18.1 The Customer shall not, without the prior written consent of Assured Contact, assign, transfer, charge, sub-contract or deal in any other manner with all or any of its rights or obligations under this Agreement.
18.2 Assured Contact may at any time assign, transfer, charge, sub-contract or deal in any other manner with all or any of its rights or obligations under this Agreement.
19.1 Nothing in this Agreement is intended to or shall operate to create a partnership between the parties, or authorise either party to act as agent for the other, and neither party shall have the authority to act in the name or on behalf of or otherwise to bind the other in any way.
20.1 This Agreement does not confer any rights on any person or party (other than the parties to this Agreement and, where applicable, their successors and permitted assigns) pursuant to the Contracts (Rights of Third Parties) Act 1999.
21.1 Any notice required to be given under this Agreement shall be in writing and shall be delivered by hand or sent by pre-paid first-class post or recorded delivery post to the other party at its address set out in this Agreement, or such other address as may have been notified by that party for such purposes, or sent by fax to the other party's fax number as set out in this Agreement.

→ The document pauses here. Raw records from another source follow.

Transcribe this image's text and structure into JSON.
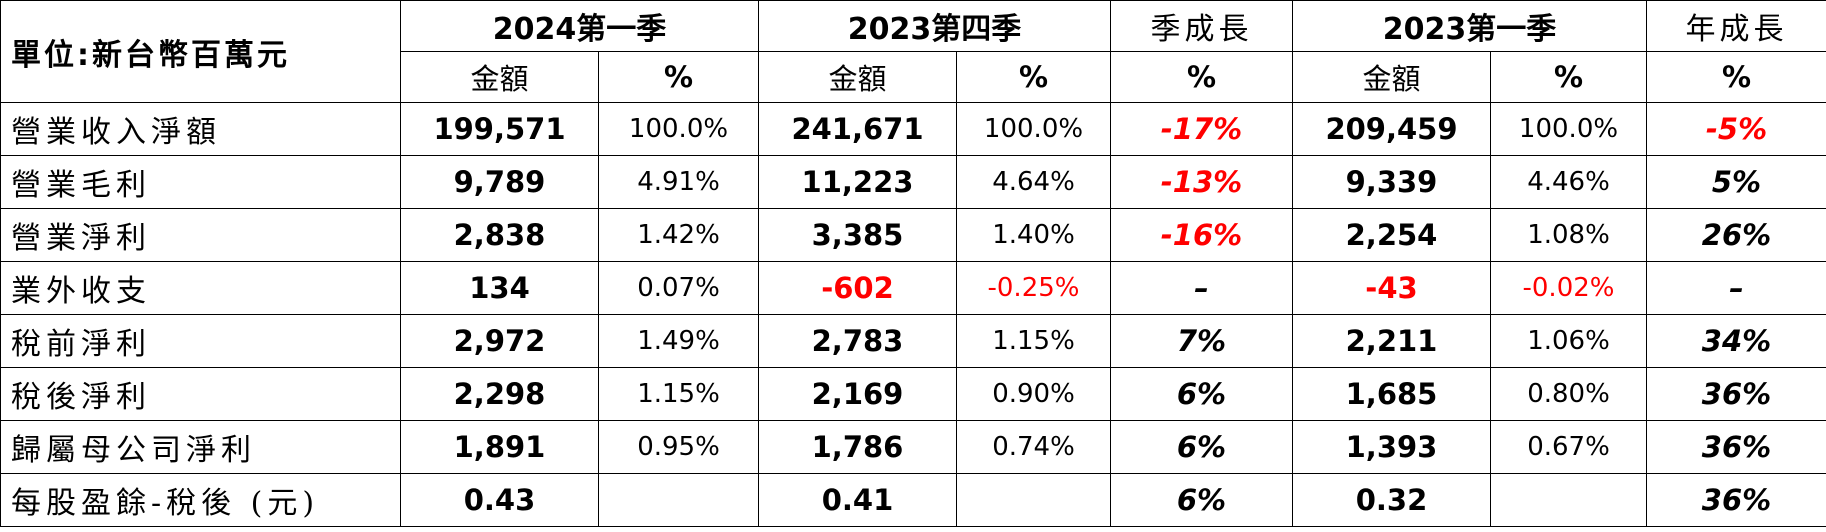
{
  "colors": {
    "negative": "#ff0000",
    "border": "#000000",
    "text": "#000000"
  },
  "header": {
    "unit": "單位:新台幣百萬元",
    "groups": [
      "2024第一季",
      "2023第四季",
      "季成長",
      "2023第一季",
      "年成長"
    ],
    "sub": {
      "amount": "金額",
      "pct": "%"
    }
  },
  "rows": [
    {
      "label": "營業收入淨額",
      "a1": "199,571",
      "p1": "100.0%",
      "a2": "241,671",
      "p2": "100.0%",
      "qoq": "-17%",
      "a3": "209,459",
      "p3": "100.0%",
      "yoy": "-5%"
    },
    {
      "label": "營業毛利",
      "a1": "9,789",
      "p1": "4.91%",
      "a2": "11,223",
      "p2": "4.64%",
      "qoq": "-13%",
      "a3": "9,339",
      "p3": "4.46%",
      "yoy": "5%"
    },
    {
      "label": "營業淨利",
      "a1": "2,838",
      "p1": "1.42%",
      "a2": "3,385",
      "p2": "1.40%",
      "qoq": "-16%",
      "a3": "2,254",
      "p3": "1.08%",
      "yoy": "26%"
    },
    {
      "label": "業外收支",
      "a1": "134",
      "p1": "0.07%",
      "a2": "-602",
      "p2": "-0.25%",
      "qoq": "–",
      "a3": "-43",
      "p3": "-0.02%",
      "yoy": "–"
    },
    {
      "label": "稅前淨利",
      "a1": "2,972",
      "p1": "1.49%",
      "a2": "2,783",
      "p2": "1.15%",
      "qoq": "7%",
      "a3": "2,211",
      "p3": "1.06%",
      "yoy": "34%"
    },
    {
      "label": "稅後淨利",
      "a1": "2,298",
      "p1": "1.15%",
      "a2": "2,169",
      "p2": "0.90%",
      "qoq": "6%",
      "a3": "1,685",
      "p3": "0.80%",
      "yoy": "36%"
    },
    {
      "label": "歸屬母公司淨利",
      "a1": "1,891",
      "p1": "0.95%",
      "a2": "1,786",
      "p2": "0.74%",
      "qoq": "6%",
      "a3": "1,393",
      "p3": "0.67%",
      "yoy": "36%"
    },
    {
      "label": "每股盈餘-稅後 (元)",
      "a1": "0.43",
      "p1": "",
      "a2": "0.41",
      "p2": "",
      "qoq": "6%",
      "a3": "0.32",
      "p3": "",
      "yoy": "36%"
    }
  ]
}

21.2 A notice delivered by hand shall be deemed to have been received when delivered (or if delivery is not in business hours, at 9 am on the first business day following delivery). A correctly addressed notice sent by pre-paid first-class post or recorded delivery post shall be deemed to have been received at the time at which it would have been delivered in the normal course of post. A notice sent by fax shall be deemed to have been received at the time of transmission (as shown by the timed printout obtained by the sender).
22.1 This Agreement may be executed in any number of counterparts. No counterpart shall be effective unless each party has executed and delivered at least one counterpart. The parties acknowledge that the Agreement may be executed by way of electronic signature via Docusign or other comparable electronic signature application process stipulated by Assured Contact.

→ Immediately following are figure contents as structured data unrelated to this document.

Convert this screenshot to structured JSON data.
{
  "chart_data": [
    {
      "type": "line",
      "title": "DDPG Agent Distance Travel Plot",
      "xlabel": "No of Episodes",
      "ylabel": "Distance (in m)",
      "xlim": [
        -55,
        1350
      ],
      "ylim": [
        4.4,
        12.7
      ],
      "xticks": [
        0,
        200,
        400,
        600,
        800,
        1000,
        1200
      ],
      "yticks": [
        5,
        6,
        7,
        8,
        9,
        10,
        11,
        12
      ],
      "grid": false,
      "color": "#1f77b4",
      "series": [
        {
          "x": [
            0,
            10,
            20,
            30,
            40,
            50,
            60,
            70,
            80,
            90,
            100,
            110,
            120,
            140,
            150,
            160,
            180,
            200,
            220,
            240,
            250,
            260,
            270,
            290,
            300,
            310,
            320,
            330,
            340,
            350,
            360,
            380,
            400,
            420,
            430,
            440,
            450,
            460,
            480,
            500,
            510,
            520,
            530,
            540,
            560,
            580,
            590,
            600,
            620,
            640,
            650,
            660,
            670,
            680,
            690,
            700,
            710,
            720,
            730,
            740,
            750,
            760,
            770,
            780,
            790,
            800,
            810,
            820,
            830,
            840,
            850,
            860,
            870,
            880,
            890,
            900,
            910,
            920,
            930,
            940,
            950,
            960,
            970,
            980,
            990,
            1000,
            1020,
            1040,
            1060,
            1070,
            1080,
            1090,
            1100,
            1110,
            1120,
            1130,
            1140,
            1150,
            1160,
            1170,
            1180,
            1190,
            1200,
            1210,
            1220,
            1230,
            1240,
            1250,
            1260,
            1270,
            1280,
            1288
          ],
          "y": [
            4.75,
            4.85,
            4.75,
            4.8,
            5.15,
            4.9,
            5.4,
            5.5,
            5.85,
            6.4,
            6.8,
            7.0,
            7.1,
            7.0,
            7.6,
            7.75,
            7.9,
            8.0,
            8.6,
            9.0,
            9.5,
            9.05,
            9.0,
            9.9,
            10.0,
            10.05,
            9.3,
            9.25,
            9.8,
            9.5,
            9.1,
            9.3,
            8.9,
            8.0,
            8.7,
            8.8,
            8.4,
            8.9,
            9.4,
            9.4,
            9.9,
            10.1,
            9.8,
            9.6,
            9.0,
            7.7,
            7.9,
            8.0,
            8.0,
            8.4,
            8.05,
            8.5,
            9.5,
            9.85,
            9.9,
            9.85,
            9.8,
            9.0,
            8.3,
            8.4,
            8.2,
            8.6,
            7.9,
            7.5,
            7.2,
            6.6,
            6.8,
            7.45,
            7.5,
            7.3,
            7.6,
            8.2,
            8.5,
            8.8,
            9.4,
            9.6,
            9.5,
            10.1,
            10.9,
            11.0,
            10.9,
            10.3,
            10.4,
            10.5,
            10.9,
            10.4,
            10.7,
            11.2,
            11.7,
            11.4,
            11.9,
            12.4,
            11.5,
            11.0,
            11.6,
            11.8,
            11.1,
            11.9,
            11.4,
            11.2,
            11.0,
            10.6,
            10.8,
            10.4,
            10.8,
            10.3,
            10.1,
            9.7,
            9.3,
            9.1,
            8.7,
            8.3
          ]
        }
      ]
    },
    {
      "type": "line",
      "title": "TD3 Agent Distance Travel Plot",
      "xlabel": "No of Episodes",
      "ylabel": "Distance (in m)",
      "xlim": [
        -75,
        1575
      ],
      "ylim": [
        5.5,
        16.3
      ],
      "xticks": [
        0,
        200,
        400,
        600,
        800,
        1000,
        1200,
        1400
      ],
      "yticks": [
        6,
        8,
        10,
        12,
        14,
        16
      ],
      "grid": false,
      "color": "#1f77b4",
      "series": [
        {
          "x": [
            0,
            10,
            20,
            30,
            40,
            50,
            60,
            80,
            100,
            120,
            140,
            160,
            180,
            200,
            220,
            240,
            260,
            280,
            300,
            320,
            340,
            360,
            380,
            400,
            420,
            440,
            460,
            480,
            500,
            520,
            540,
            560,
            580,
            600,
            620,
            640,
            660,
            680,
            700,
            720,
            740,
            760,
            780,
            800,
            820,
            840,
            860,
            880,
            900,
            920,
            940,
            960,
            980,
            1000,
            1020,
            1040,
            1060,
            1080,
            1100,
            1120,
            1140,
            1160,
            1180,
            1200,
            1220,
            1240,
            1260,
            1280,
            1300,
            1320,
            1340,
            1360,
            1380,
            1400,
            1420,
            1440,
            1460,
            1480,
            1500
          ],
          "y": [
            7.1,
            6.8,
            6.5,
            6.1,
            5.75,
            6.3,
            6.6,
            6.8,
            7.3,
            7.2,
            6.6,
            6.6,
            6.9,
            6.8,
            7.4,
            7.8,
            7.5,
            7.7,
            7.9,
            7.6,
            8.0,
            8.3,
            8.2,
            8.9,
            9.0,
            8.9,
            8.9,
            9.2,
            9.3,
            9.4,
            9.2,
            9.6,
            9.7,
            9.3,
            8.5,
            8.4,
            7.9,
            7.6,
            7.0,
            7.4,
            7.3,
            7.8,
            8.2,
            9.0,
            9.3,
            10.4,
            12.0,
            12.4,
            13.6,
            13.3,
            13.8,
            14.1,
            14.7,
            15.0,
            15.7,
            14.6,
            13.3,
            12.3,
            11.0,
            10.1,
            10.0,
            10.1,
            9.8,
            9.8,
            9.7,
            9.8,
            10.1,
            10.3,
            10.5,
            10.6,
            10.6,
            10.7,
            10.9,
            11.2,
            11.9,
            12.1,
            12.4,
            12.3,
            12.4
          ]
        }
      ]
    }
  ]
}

23.1 This Agreement and any dispute or claim arising out of or in connection with it or its subject matter or formation shall be governed by and construed in accordance with the law of England and Wales. Each party irrevocably agrees that the courts of England and Wales shall have exclusive jurisdiction to settle any dispute or claim arising out of or in connection with this Agreement or its subject matter or formation (including non-contractual disputes or claims).
Subject matter of Processing - The Customer Personal Data to be processed by Assured Contact pursuant to the Agreement concerns the Services as set out in the Agreement.
Duration of the Processing - The Customer Personal Data to be processed under the Agreement shall be processed for the duration of the Agreement.
Nature and purposes of the Processing - The Customer Personal Data to be processed under the Agreement shall be processed for the following nature and purpose: for any related reasons under the direction of the Customer as relevant to provide the Services supplied under the Agreement.
Type of Personal Data - The Personal Data to be processed by Assured Contact pursuant to the Agreement concerns the following types of Personal Data:
Calling Line Identification (CLI) details;
Call details (time, duration);
Login / credentials;
System access / usage / authorisation data;
Cookies / IP addresses.
Customers of the Customer;
End users of the Services;
Employees and workers of the Customer and End Users;
Employees of the Customer's actual and potential customers including but not limited to distributors, customers, suppliers and providers;
Employees of the Customer's subcontractors, agents, consultants and other professional experts and other types of partners and providers.